35.   The Court Order Interest Act applies to the CRT. However, as the applicant has not yet paid to replace the front soffits and light placement, I find he has not yet suffered any loss and so is not entitled to pre-judgment interest.

36.   Under section 49 of the CRTA and CRT rules, the CRT will generally order an unsuccessful party to reimburse a successful party for CRT fees and reasonable dispute-related expenses. In this case, the applicant was only partially successful, so I find he is entitled to reimbursement of $62.50 which is half his paid CRT fees. He did not claim dispute-related expenses.

ORDERS

37.   Within 30 days of the date of this order, I order the respondent to pay the applicant a total of $562.50, broken down as follows:

a.    $500 in damages, and

b.    $62.50 in CRT fees.

38.   The applicant is entitled to post-judgment interest under the Court Order Interest Act, as applicable.

39.   I dismiss the applicant’s claim for railing damage.

40.   Under section 48 of the CRTA, the CRT will not provide the parties with the Order giving final effect to this decision until the time for making a notice of objection under section 56.1(2) has expired and no notice of objection has been made. The time for filing a notice of objection is 28 days after the party receives notice of the CRT’s final decision. Under the COVID-19 Related Measures Act, the CRT may waive, extend or suspend mandatory time periods. This is in effect until 90 days after June 30, 2021, which is the end-date of the March 18, 2020 state of emergency, but the Province may shorten or extend the 90-day timeline at any time.

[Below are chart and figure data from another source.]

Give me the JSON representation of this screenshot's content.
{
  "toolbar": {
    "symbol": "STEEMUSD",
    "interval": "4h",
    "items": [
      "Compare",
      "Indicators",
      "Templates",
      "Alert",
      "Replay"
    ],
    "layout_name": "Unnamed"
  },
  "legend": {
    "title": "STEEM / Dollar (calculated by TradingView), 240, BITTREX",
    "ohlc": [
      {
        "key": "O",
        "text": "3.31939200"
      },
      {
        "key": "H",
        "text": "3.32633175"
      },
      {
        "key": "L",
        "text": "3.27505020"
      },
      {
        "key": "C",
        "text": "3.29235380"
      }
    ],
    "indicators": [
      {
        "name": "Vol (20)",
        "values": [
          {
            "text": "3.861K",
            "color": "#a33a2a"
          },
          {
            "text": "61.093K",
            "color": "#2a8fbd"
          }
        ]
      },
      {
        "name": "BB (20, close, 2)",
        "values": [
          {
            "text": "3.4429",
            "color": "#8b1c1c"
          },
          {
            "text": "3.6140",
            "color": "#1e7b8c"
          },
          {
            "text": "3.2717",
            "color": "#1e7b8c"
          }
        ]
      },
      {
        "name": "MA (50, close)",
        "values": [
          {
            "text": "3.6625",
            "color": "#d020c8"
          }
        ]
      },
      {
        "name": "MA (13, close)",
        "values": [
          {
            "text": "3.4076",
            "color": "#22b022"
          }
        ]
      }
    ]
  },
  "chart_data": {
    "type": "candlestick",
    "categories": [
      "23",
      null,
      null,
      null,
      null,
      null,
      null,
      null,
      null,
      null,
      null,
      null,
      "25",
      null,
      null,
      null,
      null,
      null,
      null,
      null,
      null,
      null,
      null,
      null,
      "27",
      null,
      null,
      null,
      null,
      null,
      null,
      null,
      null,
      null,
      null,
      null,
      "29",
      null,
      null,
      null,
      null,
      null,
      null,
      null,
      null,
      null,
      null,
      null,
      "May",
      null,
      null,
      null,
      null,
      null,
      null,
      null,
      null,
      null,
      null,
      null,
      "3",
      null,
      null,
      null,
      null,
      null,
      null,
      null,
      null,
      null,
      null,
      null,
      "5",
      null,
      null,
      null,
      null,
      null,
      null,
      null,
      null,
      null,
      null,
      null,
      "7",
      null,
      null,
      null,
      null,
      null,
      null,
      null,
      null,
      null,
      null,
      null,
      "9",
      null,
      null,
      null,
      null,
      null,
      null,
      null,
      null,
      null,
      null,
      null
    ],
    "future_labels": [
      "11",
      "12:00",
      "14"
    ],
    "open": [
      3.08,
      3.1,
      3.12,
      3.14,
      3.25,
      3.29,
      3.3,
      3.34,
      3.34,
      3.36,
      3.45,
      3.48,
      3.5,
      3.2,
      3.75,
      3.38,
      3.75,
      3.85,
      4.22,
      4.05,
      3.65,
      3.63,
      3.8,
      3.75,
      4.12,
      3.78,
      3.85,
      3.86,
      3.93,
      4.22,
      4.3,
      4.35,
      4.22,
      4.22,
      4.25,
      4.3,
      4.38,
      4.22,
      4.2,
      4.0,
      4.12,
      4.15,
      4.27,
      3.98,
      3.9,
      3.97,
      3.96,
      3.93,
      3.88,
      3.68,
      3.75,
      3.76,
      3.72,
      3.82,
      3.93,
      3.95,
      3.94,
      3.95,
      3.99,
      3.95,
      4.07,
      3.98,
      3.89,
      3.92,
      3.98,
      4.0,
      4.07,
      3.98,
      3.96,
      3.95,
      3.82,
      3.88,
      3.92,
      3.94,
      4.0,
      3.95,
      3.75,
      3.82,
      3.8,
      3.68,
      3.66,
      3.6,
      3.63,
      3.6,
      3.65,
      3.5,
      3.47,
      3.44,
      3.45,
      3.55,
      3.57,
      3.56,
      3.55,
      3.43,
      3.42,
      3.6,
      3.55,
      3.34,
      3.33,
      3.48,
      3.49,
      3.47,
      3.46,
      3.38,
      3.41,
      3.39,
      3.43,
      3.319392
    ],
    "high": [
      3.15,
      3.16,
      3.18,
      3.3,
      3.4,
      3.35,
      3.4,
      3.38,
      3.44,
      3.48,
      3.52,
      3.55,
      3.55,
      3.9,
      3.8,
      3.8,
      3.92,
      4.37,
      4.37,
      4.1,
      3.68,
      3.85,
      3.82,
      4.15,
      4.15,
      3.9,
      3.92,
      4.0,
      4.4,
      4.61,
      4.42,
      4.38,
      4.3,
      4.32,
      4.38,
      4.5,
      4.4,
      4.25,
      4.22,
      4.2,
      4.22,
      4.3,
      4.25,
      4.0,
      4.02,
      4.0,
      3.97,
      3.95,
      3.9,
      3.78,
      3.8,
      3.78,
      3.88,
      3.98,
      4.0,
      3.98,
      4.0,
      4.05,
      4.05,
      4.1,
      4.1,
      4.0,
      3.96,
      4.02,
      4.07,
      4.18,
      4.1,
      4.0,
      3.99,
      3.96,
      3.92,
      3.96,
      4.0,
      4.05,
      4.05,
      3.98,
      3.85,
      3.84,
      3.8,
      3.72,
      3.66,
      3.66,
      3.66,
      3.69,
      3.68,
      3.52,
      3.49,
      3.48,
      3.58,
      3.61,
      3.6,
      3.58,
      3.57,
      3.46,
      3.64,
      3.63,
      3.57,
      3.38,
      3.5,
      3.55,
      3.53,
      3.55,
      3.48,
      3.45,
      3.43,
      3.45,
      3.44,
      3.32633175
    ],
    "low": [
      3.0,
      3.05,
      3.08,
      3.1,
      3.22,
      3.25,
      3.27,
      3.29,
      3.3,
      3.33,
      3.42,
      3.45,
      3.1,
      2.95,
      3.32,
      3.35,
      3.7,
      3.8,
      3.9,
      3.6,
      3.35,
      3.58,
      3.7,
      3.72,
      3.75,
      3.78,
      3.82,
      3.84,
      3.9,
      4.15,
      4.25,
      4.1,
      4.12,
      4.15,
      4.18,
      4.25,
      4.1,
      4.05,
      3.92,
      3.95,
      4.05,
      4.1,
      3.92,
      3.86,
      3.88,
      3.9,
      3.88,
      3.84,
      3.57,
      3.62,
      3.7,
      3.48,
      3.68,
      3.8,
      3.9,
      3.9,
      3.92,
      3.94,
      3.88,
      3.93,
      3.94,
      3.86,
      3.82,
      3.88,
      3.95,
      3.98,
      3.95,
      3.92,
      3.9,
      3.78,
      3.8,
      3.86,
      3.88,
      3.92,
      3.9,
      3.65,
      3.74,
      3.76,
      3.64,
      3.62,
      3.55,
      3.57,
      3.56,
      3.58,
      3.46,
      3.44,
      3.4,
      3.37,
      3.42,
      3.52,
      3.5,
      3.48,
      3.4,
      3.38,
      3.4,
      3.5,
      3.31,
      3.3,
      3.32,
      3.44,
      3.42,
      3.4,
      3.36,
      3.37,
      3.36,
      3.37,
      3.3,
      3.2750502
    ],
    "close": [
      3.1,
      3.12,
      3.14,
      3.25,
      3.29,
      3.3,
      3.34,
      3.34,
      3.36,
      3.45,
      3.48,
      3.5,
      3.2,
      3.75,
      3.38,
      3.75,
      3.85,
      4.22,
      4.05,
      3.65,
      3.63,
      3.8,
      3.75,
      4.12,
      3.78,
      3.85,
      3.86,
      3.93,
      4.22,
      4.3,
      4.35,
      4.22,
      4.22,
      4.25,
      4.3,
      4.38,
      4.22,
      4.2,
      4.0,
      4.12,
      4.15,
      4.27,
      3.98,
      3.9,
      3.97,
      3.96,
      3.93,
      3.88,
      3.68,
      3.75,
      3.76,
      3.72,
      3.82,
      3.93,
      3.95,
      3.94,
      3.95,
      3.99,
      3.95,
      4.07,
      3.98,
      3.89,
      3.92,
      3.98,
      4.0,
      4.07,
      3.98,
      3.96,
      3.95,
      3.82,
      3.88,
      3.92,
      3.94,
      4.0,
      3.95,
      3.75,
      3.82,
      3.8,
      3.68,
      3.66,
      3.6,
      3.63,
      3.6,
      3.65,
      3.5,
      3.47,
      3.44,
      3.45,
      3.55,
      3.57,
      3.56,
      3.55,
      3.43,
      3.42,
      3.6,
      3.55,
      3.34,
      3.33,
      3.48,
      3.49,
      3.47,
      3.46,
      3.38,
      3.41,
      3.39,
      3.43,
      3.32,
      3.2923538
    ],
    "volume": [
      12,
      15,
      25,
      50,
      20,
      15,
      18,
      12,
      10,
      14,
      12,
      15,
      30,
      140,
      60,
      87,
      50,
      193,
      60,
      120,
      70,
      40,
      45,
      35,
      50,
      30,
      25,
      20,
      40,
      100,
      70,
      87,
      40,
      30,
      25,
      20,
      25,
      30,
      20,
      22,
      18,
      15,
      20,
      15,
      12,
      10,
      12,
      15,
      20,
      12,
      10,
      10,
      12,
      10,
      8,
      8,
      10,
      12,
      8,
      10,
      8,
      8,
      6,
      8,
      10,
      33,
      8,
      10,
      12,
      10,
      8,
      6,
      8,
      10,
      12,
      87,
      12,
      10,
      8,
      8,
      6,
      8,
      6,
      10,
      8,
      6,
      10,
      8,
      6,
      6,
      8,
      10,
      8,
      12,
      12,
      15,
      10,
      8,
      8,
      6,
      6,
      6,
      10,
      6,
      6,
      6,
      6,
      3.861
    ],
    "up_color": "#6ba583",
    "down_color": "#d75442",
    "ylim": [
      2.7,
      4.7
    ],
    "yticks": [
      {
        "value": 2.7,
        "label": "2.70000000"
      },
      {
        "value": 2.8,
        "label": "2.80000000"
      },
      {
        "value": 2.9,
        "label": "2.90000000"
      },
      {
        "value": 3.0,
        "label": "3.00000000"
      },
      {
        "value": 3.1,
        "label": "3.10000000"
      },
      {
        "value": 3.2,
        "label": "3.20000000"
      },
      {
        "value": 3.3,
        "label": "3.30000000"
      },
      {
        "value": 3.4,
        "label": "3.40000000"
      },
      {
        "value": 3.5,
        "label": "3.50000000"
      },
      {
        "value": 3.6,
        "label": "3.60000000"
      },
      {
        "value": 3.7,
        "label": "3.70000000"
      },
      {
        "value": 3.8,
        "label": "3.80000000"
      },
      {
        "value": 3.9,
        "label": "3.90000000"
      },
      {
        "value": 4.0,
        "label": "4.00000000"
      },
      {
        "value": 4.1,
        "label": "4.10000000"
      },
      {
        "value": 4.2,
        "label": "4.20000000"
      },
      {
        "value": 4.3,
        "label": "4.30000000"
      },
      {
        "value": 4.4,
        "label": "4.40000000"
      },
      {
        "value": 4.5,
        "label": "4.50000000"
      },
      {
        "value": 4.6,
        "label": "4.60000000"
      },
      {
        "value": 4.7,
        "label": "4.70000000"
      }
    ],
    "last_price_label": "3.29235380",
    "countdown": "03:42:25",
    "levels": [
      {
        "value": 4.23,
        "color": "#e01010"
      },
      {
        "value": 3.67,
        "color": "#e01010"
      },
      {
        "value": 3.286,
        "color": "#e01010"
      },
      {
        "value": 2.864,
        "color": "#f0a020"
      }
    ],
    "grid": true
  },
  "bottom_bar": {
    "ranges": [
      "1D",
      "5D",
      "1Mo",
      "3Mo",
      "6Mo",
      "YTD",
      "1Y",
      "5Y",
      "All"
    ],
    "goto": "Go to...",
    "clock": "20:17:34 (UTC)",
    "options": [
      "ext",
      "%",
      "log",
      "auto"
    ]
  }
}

A party should contact the CRT as soon as possible if they want to ask the CRT to consider waiving, suspending or extending the mandatory time to file a Notice of Objection to a small claims dispute.

41.   Under section 58.1 of the CRTA, a validated copy of the CRT’s order can be enforced through the Provincial Court of British Columbia. A CRT order can only be enforced if it is an approved consent resolution order, or, if no objection has been made and the time for filing a notice of objection has passed. Once filed, a CRT order has the same force and effect as an order of the Provincial Court of British Columbia.